Wer heute in Ratgebern Hilfe sucht, wie man guten Sex hat, wird oft auf den Tipp stoßen, möglichst unverkrampft und neugierig auszuprobieren. Tipps, über die der Autor Vatsyayana Mallanaga wahrscheinlich bloß müde lächeln würde. Schon vor über 1800 Jahren verfasste er das Kamasutra – ein Ratgeber, der erstaunlich unverkrampft Tipps gibt, wie man ein erfülltes Liebesleben hat. Lediglich eines der insgesamt sieben Kapitel widmet sich den bekannten Sexstellungen. Der Rest des Kamasutras gibt – so würde man es heute formulieren - unter anderem Flirttipps und ganzheitlich angelegte Ratschläge, wie man ein langes erfülltes Liebesleben hat.

Porno aus Pompeji

Ähnlich freizügig waren offenbar auch die Bewohner des 79 nach Christus durch den Ausbruch des Vesuvs verschütteten Pompeji unterwegs. Als die römische Stadt im 18. Jahrhundert wiederentdeckt wurde, fanden die Forscher hochgradig explizite sexuelle Abbildungen. Pornografie oder historisches Dokument? Entsetzt von so viel Freizügigkeit, hielten die Forscher die Werke über Jahrzehnte unter Verschluss.

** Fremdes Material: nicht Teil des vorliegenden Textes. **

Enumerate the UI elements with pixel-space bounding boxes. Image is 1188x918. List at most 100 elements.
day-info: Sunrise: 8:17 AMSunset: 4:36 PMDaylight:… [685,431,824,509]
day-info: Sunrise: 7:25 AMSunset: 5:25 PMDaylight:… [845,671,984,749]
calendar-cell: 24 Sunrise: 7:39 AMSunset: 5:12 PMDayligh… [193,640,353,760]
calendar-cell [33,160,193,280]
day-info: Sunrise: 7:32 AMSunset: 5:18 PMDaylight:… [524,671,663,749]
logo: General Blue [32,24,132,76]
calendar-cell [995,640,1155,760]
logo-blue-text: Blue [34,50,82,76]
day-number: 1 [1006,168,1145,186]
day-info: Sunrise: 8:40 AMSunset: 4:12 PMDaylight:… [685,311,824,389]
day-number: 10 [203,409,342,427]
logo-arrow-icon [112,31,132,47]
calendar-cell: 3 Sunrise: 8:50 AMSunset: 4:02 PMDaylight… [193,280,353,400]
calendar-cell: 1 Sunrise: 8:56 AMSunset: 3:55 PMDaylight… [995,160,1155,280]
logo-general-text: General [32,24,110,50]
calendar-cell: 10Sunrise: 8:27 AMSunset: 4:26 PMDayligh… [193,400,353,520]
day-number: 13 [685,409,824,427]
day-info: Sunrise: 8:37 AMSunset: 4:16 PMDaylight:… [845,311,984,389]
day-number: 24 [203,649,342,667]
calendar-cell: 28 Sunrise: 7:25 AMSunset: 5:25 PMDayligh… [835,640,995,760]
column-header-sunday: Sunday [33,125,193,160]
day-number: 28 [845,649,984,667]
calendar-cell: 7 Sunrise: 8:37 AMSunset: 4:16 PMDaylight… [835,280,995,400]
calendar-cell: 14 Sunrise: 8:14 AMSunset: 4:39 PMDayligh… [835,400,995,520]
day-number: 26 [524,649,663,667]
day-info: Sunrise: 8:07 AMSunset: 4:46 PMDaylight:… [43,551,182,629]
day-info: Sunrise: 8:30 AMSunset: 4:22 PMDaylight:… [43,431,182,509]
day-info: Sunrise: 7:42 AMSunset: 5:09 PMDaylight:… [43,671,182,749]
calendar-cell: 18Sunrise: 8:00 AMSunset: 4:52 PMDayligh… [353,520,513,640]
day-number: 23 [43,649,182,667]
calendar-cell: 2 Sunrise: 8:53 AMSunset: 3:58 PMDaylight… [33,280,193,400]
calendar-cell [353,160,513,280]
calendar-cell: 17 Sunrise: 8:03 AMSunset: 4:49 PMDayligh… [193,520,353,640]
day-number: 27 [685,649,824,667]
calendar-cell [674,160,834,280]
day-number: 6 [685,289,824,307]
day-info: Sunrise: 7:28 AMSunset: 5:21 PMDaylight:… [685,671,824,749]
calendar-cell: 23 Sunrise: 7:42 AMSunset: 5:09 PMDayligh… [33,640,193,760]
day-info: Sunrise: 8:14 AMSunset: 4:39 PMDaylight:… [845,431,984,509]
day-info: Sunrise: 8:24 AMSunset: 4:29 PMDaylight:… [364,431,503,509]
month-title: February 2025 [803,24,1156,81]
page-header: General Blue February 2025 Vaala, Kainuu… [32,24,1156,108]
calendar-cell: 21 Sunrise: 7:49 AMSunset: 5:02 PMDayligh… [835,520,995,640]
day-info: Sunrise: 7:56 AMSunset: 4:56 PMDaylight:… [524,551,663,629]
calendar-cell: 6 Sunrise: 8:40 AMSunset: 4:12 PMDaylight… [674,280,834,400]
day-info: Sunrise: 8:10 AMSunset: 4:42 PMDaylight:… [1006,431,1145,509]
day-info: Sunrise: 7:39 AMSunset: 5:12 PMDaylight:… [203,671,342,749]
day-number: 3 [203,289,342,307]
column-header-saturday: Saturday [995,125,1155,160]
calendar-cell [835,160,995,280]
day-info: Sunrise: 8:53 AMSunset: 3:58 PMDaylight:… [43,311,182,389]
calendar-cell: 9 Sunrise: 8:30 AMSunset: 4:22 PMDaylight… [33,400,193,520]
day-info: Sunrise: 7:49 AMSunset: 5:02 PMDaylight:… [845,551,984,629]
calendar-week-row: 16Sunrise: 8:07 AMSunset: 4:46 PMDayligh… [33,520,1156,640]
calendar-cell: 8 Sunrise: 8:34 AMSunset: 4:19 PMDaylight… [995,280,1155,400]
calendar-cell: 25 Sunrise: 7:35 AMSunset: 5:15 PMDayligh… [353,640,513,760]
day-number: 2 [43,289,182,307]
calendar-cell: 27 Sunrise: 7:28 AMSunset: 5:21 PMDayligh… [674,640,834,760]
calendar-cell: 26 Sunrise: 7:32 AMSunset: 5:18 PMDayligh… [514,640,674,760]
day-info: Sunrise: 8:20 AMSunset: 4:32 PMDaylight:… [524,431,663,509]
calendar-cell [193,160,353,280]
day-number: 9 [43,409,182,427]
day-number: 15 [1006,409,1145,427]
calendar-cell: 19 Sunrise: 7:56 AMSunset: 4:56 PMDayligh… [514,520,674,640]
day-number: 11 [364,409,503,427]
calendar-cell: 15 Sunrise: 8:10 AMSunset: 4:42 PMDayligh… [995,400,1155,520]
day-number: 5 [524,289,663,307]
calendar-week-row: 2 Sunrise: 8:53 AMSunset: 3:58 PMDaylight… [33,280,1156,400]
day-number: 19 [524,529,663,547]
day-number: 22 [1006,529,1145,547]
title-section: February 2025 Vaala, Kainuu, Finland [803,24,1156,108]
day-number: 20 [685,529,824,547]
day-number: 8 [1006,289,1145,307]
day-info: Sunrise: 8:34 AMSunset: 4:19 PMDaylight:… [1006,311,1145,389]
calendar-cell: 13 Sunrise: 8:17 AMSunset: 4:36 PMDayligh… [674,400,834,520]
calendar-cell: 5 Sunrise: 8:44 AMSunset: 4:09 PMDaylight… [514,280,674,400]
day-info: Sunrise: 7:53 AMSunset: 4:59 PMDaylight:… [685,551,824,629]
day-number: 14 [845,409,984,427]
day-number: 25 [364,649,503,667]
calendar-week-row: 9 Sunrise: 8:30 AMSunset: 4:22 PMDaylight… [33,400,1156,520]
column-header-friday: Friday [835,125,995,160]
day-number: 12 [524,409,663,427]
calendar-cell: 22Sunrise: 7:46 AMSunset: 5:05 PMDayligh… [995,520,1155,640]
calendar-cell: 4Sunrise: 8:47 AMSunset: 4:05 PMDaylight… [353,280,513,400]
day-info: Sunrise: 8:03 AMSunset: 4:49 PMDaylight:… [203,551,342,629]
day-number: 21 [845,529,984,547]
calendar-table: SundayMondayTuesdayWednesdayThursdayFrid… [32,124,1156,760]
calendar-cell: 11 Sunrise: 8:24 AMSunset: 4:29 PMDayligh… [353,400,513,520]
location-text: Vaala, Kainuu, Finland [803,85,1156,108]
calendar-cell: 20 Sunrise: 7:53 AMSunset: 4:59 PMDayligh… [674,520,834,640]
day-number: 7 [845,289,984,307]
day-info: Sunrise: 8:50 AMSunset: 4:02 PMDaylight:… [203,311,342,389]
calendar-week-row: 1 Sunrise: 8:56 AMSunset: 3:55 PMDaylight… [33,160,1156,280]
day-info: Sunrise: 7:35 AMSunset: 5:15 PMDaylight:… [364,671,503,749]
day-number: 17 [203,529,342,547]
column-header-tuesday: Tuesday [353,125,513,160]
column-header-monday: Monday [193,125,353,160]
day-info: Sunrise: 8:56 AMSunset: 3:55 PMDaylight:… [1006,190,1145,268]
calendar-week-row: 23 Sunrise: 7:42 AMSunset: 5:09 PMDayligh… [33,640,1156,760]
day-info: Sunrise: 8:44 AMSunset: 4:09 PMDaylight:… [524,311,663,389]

Dass die Menschen seit Anbeginn ihrer Existenz Sex hatten, steht außer Frage. Aber wie ging man in welcher Epoche mit Sexualität und ihrer optischen Darstellung um? Und welche Rolle spielten dabei gesellschaftliche Strömungen?

Darüber sprechen wir unter anderem mit dem Dokumentarfilmer Olaf Jacobs, der die Reihe "Die Geschichte der Pornografie" produziert hat, mit Ulrike Heider, der Autorin von "Vögeln ist schön" und Autor und Soziologe Dr. Sven Lewandowski.